The last strong vestige of racism in the SBC is found in the realm of “personal preference” and “worship styles.” That has become code-language for, “I don’t want to be with “those” people.” We will be with them if they become just like us, but that then becomes a kind of circumcision-separation in the body of Christ. If they take on our culture, our customs, our vocabulary, our way of doing church, and our music, then we will fellowship with them. That is just like the Judaizers saying that the Gentiles had to be circumcised, obey dietary laws, etc. to be accepted with the people of God. Of course, we don’t make our preferences soteriological like the Judaizers did, but we do make them ecclesiological and even missiological, and if you understand the implications of the gospel in Ephesians 2:11-22, Christ is our peace and tears down the dividing wall – there is neither Jew, Greek, Barbarian, Scythian, slave, free, male, or female. We are all one in Christ. So, that Oneness must be our priority, not our preferences, styles, methods, and approaches. All of those divisions are products of the Fall and are erased in Christ.

The only way through this is Agape – Sacrificial Love. If I truly and sacrificially love my black brothers and sisters in Christ, I will recognize that the divisions that we have are all from the institutional and cultural sins of racism, slavery, and segregation – sins that my Baptist ancestors promoted and codified. So, love for God and others requires that I not wait for them to come to me and become like me – rather, it requires that I go to them and identify with them, bringing the Incarnation of Christ into the still-existing broken relationships.

Could the healing of America be found in white, Baptist (and other), Southern Christians going to black, Baptist (and other) Southern Christians and laying down their lives sacrificially to communicate something other than our personal preferences? What if we truly laid down our lives for them in every way – for the health of their churches and communities and their future? What if their concerns became our concerns? What if we did not leave the cities because there were problems, but instead joined together with our black brothers and sisters and pastors and churches to identify with them and to carry their burdens? Might we then see the healing that we so desire. Isaiah 58 seems to say so.

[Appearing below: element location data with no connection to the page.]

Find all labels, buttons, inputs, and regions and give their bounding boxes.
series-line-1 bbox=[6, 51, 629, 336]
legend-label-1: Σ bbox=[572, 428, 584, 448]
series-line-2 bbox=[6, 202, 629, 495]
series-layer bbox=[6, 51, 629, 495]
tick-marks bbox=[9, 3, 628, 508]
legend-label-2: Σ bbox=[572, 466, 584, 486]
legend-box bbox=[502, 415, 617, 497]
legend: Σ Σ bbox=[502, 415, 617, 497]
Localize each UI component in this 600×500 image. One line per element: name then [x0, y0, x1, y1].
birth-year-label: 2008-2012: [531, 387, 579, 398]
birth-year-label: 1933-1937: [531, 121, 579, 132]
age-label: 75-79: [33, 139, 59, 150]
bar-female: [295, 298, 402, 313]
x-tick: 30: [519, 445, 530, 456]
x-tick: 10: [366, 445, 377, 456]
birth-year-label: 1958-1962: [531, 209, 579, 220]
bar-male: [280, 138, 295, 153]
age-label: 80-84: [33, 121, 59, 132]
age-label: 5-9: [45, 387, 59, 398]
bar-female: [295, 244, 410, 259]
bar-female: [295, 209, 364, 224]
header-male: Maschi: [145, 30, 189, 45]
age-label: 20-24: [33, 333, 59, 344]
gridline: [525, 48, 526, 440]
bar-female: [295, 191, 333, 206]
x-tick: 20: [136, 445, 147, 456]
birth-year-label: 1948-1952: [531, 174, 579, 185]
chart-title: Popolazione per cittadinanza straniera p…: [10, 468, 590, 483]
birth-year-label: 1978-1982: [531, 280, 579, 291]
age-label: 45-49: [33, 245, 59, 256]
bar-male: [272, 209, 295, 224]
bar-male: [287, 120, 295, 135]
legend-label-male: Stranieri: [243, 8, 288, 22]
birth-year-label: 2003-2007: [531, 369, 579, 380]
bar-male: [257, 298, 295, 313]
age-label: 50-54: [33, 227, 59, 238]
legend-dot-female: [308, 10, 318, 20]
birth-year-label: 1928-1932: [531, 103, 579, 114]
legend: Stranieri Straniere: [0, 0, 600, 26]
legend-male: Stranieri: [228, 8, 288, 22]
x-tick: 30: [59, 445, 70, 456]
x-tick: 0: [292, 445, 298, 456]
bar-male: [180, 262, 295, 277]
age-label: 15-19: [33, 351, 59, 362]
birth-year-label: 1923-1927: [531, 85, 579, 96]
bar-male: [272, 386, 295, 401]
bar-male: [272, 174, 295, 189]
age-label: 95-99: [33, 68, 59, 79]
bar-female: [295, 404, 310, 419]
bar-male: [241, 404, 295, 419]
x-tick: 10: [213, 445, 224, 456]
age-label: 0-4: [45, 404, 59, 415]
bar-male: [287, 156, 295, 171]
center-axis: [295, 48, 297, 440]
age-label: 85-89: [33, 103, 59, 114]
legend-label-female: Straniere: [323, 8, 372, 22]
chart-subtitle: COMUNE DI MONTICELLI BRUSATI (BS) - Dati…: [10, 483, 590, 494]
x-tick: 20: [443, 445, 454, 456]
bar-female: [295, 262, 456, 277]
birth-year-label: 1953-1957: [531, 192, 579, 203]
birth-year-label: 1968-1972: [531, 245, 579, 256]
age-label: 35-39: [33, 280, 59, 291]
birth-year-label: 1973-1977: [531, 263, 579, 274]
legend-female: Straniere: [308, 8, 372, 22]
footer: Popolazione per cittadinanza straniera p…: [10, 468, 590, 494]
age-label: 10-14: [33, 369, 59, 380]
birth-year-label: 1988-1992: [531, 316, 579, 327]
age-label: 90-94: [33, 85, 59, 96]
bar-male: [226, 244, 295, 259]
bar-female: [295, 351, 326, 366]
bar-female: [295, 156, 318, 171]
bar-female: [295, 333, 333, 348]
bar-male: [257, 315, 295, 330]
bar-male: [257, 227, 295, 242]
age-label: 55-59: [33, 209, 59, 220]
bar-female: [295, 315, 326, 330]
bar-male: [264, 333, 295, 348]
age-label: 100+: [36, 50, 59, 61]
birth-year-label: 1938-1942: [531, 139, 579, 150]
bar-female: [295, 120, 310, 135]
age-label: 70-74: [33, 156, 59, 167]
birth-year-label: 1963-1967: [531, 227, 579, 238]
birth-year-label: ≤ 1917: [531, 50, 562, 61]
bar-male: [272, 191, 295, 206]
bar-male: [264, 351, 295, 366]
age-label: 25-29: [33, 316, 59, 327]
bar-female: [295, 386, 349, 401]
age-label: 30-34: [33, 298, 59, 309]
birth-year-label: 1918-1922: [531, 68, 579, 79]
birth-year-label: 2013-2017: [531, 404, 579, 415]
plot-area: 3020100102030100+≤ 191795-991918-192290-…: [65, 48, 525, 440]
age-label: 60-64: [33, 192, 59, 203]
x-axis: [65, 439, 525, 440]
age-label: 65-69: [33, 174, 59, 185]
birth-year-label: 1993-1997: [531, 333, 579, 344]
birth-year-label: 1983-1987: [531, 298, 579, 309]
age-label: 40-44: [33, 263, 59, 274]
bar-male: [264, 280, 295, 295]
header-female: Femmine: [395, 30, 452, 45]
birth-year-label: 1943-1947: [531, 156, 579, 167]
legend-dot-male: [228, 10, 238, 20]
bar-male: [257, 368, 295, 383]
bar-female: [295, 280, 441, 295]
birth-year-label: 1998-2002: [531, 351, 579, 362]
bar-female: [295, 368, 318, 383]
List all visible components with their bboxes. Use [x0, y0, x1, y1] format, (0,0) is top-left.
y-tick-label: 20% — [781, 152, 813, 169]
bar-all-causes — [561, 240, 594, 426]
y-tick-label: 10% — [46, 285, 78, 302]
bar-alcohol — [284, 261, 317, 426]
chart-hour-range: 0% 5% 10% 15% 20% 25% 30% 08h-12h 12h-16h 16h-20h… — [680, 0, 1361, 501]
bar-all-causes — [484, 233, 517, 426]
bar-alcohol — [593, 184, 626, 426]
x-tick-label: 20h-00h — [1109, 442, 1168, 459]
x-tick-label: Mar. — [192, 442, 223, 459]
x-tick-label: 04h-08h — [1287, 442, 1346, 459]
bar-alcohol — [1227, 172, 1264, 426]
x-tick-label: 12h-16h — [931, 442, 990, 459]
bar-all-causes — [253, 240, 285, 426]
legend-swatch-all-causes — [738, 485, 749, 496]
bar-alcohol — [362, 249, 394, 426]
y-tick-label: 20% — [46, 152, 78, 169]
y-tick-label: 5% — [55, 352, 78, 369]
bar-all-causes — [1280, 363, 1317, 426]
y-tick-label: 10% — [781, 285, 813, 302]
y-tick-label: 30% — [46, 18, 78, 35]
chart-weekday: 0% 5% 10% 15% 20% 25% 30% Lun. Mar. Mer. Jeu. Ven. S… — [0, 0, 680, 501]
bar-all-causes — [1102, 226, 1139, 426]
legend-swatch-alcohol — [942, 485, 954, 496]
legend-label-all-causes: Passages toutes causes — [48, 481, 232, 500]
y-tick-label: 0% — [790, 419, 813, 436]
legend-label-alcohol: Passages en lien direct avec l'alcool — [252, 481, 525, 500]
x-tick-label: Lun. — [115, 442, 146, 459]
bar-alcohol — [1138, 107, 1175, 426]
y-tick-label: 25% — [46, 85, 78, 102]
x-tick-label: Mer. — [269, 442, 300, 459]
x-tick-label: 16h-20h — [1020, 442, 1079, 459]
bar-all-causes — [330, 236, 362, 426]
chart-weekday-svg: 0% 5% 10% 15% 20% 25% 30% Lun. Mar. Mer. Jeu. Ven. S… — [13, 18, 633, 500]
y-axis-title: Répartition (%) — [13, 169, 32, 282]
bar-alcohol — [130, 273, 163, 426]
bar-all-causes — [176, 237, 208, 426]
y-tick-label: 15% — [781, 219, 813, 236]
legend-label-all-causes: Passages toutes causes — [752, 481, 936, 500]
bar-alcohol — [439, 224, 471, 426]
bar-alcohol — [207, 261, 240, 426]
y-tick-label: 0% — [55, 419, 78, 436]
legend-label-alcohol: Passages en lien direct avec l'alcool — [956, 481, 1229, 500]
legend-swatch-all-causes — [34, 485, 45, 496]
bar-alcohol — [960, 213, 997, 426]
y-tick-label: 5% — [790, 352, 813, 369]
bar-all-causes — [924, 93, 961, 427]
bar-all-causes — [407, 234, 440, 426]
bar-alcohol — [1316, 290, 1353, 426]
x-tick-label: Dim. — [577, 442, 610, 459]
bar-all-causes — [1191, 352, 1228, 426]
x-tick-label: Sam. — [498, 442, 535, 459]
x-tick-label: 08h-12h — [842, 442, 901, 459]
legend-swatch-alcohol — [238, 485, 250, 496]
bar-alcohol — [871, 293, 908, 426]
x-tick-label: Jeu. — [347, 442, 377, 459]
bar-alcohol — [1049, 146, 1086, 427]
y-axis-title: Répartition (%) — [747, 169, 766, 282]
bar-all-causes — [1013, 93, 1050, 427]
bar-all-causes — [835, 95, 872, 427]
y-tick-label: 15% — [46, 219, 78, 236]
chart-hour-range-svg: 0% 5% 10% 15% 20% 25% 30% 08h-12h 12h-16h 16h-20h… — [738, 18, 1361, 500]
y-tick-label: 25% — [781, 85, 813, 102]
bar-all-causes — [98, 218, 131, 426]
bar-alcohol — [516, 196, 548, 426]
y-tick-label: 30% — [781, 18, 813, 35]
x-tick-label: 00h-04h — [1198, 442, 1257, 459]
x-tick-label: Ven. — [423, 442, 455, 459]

Yes, Dave. This is crucial, but true healing requires much more of us than we can imagine. This is the work that we are doing in Montgomery, AL and it requires every bit of our lives. But, the witness of the Kingdom is at stake and Christ demands it of us.

I sincerely hope that we will see the tearing down of racial divisions in the body of Christ in America in the coming years to the point that we no longer consider a church to be a "white" church or a "black" church, but simply a church made up of followers of Jesus.  May it be.

3 Responses to Why Racial Division in the SBC Is a Gospel Issue (#sbc2011)

  1. I think it important to address “personal preference and worship style” although I am not convinced that is the last vestige….
    If I do as you describe–what I will find is that “I am white” and that is more important to me than I thought it was–and that identity–I will protect. I will discover “white” is not really so much attached to my pigmentation on the day that a bunch of white folks whom I love decide I am no longer white; when the Christian institution I work for suddenly deems me their enemy (or uncooperative friend).k
    It raises the missiological question of when and how someone can maintain their cultural heritage and be true to the Gospel. “Whiteness”, in our culture, formed completely out of racism.
    Historically we could very easily conclude Muslims ought be willing to stop being Muslim to follow Jesus; and never ask whether white persons ought be willing to stop being white.

  2. I agree fully with what you are saying here. We cannot protect our “Southern Baptist Culture and Heritage” and include ethnic minorities as well.
    We have to all become more like Christ and less like we have always been.
    Good comment/post.

  3. Good words, Philip. My “whiteness” is not a biblical distinction – it is one born of a racialized perspective, which is an identity rooted in the fall. I am not saying that we should disavow all cultural distinctions. Absolutely not! There is great value and beauty in our different cultural expressions. I am just saying that we should not root our identity in them to the point that we are not able to appreciate or worship with others. We serve the same Lord. Christ should take precedence.